Прежде чем уплыть на пароходе назад в Соединенные Штаты, Риду нужно было подождать некоторое время в Христиании после отъезда Луизы. В это же время я тоже находилась в Норвегии по какому-то поручению советских посольств в Скандинавии. Мы вместе проводили вечера, читали или разговаривали, и однажды Джек уговорил меня пойти с ним в кино на фильм с Чарли Чаплином. Это было мое первое знакомство с Чаплином, и я получила огромное удовольствие. Также в один из таких вечеров Джек попытался убедить меня, что я должна писать мемуары.

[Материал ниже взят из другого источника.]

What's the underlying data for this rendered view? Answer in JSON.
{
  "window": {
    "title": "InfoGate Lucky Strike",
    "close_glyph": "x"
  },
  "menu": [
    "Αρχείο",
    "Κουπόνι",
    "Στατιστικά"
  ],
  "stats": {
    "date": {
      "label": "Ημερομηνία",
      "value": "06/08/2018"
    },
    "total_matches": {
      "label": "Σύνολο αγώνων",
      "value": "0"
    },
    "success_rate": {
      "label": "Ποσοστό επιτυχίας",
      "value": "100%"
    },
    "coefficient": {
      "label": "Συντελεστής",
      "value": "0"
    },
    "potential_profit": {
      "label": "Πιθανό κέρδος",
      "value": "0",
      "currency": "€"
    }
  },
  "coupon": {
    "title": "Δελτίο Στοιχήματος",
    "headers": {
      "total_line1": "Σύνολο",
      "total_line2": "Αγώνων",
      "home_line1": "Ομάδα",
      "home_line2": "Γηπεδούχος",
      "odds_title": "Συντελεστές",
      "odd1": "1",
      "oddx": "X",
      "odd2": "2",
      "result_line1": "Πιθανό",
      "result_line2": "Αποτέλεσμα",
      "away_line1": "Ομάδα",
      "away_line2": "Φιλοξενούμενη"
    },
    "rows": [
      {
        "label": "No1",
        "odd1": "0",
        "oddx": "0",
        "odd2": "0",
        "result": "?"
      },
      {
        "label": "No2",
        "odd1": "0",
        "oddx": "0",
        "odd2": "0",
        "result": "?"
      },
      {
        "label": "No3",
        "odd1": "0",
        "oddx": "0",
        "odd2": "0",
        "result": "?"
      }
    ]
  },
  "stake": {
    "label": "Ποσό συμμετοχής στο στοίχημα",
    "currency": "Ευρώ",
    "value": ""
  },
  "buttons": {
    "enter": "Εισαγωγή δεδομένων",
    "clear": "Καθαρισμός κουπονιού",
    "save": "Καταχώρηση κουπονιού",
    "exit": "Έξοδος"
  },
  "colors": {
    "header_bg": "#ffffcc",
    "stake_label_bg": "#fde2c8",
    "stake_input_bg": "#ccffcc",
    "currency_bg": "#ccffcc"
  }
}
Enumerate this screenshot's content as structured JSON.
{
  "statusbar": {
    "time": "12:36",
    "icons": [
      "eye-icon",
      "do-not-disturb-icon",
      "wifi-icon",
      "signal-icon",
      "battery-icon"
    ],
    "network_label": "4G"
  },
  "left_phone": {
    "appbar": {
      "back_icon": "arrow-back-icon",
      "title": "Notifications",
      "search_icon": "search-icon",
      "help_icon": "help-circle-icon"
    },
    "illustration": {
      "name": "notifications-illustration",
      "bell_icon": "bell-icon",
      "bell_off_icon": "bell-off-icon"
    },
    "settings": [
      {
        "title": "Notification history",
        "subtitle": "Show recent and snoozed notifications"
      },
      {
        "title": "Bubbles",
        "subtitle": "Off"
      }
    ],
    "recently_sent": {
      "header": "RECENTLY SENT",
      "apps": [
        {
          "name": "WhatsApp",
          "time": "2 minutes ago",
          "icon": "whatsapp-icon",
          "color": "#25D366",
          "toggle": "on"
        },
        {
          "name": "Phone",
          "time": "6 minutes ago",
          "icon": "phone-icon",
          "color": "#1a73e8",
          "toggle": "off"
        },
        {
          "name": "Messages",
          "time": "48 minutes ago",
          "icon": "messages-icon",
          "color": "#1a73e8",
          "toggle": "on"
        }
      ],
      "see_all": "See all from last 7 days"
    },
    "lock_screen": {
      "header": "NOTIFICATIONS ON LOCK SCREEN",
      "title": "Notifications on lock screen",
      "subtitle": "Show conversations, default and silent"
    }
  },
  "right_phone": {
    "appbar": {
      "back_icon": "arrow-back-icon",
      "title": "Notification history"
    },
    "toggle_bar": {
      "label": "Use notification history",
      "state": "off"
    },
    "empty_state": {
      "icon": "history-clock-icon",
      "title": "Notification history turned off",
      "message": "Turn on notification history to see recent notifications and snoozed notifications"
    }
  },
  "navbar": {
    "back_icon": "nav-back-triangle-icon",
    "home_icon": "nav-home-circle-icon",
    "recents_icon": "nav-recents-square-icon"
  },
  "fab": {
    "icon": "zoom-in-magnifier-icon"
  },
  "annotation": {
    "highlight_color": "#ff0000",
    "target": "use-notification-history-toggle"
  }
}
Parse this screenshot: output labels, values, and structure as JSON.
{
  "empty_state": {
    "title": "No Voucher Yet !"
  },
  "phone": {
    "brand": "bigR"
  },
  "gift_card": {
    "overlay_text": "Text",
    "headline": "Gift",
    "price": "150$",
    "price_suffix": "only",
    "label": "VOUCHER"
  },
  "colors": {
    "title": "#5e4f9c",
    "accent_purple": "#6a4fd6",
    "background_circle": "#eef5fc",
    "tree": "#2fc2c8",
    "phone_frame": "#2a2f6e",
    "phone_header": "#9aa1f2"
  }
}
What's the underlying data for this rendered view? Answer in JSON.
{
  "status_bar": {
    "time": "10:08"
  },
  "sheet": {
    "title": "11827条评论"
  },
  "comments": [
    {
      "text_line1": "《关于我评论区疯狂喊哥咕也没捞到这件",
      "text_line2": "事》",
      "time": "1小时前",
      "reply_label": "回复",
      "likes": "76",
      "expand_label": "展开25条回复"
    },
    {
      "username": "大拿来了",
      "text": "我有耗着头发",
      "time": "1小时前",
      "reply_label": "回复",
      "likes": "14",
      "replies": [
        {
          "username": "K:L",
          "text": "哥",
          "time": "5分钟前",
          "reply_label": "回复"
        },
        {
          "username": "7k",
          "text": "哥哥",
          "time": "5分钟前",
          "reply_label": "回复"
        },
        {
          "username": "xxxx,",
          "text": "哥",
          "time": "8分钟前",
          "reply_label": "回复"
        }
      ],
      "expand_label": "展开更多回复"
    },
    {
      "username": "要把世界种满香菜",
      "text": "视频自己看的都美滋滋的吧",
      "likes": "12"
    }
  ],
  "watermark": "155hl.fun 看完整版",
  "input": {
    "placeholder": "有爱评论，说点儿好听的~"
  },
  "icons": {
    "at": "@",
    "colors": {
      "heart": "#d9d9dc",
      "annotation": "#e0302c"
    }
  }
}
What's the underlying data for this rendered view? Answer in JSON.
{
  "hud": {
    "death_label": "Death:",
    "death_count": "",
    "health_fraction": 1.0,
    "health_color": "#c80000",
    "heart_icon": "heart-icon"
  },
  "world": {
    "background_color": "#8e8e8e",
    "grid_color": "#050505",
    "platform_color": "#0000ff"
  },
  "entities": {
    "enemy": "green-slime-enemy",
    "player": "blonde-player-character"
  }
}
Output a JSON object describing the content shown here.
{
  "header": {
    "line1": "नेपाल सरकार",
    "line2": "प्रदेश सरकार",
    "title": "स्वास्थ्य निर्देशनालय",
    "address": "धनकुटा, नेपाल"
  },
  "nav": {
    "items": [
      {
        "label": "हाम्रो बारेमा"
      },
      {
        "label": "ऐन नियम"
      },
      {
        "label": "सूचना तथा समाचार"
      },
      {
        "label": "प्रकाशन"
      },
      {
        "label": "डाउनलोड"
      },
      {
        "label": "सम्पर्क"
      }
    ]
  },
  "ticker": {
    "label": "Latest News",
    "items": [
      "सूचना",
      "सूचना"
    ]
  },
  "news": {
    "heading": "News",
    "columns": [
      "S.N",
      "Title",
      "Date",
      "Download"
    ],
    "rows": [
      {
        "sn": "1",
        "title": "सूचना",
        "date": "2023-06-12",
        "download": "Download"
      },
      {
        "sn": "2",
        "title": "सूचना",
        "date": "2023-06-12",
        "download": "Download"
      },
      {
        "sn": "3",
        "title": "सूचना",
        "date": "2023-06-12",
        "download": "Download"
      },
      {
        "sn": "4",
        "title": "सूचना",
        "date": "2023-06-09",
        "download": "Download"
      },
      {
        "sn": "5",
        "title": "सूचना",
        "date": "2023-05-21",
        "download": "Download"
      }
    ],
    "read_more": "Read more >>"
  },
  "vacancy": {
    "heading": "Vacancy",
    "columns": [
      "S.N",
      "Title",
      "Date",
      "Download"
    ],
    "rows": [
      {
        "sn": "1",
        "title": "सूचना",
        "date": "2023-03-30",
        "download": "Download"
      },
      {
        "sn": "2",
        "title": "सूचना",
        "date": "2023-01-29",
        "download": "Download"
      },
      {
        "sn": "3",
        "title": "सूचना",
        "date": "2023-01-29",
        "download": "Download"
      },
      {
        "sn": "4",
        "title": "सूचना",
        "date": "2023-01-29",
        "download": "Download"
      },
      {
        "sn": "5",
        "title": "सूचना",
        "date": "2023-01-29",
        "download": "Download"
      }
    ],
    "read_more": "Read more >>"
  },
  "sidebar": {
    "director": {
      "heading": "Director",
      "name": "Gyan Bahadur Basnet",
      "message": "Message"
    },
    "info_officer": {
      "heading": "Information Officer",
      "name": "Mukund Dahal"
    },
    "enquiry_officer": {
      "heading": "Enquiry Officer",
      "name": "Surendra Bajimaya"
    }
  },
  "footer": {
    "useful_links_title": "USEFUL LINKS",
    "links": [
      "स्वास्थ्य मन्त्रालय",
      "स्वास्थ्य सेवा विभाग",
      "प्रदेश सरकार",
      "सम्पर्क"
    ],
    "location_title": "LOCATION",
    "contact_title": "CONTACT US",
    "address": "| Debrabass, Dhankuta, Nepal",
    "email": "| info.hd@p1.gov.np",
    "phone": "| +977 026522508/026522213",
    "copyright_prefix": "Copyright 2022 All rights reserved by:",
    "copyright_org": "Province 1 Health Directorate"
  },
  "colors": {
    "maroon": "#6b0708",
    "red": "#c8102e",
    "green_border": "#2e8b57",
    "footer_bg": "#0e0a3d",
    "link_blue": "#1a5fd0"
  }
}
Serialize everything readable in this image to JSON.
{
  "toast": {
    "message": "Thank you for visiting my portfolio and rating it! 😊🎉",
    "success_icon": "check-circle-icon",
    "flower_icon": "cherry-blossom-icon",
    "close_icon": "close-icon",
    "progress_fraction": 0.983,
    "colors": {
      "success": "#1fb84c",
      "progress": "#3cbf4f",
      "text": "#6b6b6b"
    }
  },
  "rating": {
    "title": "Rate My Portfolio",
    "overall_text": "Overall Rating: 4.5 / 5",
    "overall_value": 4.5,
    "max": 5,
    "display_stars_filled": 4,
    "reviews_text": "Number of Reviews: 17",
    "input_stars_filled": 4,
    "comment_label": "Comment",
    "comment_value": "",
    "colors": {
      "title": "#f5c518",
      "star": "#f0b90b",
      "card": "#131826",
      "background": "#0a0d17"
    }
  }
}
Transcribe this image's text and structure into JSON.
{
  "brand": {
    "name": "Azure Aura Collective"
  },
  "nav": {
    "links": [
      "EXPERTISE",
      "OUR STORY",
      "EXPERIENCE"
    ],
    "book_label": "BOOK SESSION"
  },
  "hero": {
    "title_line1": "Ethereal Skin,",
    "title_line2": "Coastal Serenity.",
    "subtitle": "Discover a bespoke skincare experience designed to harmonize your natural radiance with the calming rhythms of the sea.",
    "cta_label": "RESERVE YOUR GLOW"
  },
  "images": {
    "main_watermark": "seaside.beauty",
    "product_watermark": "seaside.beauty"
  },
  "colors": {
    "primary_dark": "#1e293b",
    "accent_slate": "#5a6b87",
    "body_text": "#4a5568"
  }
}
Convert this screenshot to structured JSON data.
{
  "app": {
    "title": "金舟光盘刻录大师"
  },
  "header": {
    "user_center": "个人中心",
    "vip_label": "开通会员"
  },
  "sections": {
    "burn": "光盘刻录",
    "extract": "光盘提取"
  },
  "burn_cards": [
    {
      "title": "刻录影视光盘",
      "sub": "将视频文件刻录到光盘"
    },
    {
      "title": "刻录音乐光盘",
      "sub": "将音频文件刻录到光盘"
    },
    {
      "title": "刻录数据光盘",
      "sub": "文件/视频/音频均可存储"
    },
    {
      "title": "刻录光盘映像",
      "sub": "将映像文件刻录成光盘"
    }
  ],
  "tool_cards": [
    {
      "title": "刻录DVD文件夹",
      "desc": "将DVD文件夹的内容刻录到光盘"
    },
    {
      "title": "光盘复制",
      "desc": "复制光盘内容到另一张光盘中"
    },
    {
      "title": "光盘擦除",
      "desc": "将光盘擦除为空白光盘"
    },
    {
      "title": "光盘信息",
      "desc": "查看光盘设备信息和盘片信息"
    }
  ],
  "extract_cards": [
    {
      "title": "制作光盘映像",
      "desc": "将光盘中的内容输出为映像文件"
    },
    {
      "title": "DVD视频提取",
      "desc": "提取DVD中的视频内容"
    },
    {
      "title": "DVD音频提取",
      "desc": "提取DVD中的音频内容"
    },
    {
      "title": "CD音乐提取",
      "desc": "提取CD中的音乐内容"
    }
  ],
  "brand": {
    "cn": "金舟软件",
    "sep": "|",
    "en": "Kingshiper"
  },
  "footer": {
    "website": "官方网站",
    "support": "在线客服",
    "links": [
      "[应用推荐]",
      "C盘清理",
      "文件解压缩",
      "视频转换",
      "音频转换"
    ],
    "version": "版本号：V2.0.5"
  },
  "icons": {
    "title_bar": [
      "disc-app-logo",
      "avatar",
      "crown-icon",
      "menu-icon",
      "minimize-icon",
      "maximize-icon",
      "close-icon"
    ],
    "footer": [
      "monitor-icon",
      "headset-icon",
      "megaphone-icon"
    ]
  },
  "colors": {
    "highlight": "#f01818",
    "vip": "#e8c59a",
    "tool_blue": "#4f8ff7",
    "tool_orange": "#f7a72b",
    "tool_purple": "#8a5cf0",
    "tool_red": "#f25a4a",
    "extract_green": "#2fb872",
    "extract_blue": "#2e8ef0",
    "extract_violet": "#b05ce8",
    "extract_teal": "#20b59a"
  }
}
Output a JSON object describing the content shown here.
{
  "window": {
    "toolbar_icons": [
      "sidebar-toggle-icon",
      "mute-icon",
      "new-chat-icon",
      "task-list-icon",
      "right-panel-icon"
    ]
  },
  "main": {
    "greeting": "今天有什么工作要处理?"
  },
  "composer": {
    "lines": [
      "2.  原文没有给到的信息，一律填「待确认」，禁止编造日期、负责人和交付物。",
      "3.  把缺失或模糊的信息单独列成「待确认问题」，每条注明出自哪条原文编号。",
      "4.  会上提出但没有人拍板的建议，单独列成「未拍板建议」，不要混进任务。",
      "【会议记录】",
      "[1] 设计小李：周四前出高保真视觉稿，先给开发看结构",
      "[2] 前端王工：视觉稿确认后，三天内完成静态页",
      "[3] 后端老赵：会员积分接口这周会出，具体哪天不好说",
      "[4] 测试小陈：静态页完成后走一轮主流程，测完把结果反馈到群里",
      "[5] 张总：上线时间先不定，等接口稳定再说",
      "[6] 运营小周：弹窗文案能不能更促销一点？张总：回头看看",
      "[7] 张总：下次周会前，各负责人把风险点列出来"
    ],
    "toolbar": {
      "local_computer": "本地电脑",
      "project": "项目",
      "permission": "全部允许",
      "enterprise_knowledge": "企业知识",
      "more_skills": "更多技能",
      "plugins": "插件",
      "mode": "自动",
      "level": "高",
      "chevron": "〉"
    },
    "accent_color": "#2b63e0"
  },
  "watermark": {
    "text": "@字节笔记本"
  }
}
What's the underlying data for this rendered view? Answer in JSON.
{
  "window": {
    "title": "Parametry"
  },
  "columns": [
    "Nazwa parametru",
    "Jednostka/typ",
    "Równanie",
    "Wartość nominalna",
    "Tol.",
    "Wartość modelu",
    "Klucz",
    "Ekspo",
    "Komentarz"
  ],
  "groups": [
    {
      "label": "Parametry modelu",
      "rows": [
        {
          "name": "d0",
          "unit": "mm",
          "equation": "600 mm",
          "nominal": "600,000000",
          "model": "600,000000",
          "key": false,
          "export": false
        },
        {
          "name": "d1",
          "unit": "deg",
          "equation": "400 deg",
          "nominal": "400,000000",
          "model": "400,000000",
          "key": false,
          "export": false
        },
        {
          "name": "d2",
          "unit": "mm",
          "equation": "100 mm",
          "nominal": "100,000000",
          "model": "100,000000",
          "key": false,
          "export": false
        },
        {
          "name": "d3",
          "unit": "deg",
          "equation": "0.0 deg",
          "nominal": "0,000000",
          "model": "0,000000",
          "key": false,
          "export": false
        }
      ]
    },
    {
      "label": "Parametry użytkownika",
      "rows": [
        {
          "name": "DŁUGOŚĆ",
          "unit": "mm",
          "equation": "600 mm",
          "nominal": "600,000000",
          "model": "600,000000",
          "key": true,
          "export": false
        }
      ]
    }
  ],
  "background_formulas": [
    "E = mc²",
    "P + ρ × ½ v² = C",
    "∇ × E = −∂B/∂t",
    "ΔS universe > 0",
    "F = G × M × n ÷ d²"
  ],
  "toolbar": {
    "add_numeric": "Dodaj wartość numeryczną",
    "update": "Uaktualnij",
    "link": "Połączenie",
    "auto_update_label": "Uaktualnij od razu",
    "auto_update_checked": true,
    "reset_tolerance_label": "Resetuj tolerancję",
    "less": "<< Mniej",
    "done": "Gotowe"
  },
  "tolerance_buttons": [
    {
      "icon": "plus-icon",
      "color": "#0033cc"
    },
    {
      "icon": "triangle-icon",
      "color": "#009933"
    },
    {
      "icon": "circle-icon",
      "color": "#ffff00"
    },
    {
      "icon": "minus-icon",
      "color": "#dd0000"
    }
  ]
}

С самого начала Ноябрьской революции я прикладывала усилия к тому, чтобы получить от Ленина или Центрального комитета разрешение уехать из Стокгольма на короткое время в Россию, но каждый раз возникали все новые препятствия. Прежде чем между Россией и Швецией установились дипломатические отношения, царский посол по-прежнему утверждал, что он является официальным представителем России. В течение двух месяцев после революции штаб-квартира Циммервальдского движения стала духовным и материальным звеном, связывавшим Россию с остальной Европой, хотя оно должно было быть совершенно автономным и независимым от Советов.
Возвратившись однажды к себе в офис, я нашла телеграмму, адресованную лорд-мэру Стокгольма (он был социалистом), которую он переадресовал мне, потому что она была написана на финском языке, непонятном ему. В ней говорилось, что советское правительство назначило российского большевика польского происхождения, проживающего в Стокгольме и работающего в хорошо известной фирме, советским представителем в Швеции. Этим человеком был Боровский, который с тех пор фактически должен был выполнять функции советского посла.
Я познакомилась с Воровским и его семьей во время недавней Циммервальдской конференции. Он был истинным интеллигентом, по-настоящему образованным членом русской партии. В молодости он попал в тюрьму, и его здоровье, подорванное в суровых условиях, в которых ему довелось побывать, так и не восстановилось. (В 1922 году он был убит русским монархистом в Швейцарии.)
– Что мне делать, Анжелика? – спросил он меня, когда я показала ему телеграмму. – Эта телеграмма может быть ненастоящая. Возможно, она пришла от белых из Финляндии. Я не могу действовать, пока не получу официальное подтверждение и верительные грамоты из Москвы. Я не могу даже снять офис.
Мы сошлись на том, что ничего не остается делать, кроме как ждать дальнейших вестей, а тем временем использовать офис Циммервальдского движения как его штаб-квартиру. И таким образом он стал ежедневным посетителем моего офиса. Во время его визитов мы, вероятно, говорили больше о литературе и искусстве, нежели о политике, и из-за того, что я так долго была погружена в политические проблемы, эти беседы стали источником радости и разрядки для нас обоих. Позже, когда прибыли его верительные грамоты, мне приходилось замещать его во время его поездок в Москву или на различные мирные конференции, на которых он представлял российское правительство. Это был период, когда Россия делала попытки закупить сельскохозяйственную и другую необходимую технику в Швеции, и в отсутствие Воровского вести переговоры между шведскими фирмами и российскими посредниками, которые приезжали с этой целью в Стокгольм, было предоставлено мне. Это была одна из причин, по которым моя поездка в Россию все откладывалась и откладывалась.
В августе пришла весть о покушении на жизнь Ленина и объявлении «красного террора». Моя тревога при мысли о возможной смерти Ленина вскоре уступила место тревоге по поводу сенсационных сообщений о непрекращающемся терроре. Когда я услышала, что семьсот политических противников большевиков были расстреляны в качестве ответной меры, я испытала глубокое потрясение. Даже притом, что я считала эти сообщения преувеличенными, я не могла не признавать, насколько вредны они были в это критическое время для рабочего движения. По мере поступления официальных сообщений, подтверждающих размах террора, беспокойство мое все росло. Я знала, что революции не совершаются без кровопролития, и подавление контрреволюционной деятельности со стороны революционной власти было и неизбежно, и полностью оправданно. Россия была вынуждена защищать себя не только от атак мирового капитализма, но и от тысяч заговорщиков и реакционеров в пределах своих собственных границ. Но были ли необходимы массовые убийства? Не выходит ли террор за допустимые пределы? Как секретарь Циммервальдского движения и представитель революционных элементов в Западной Европе, поддерживающих Советскую республику, я считала своим долгом провести расследование и ответить на эти вопросы самостоятельно, если только таким образом я смогу защитить большевиков от их критиков и подтвердить преданность им их друзей. Я решила немедленно поехать в Россию.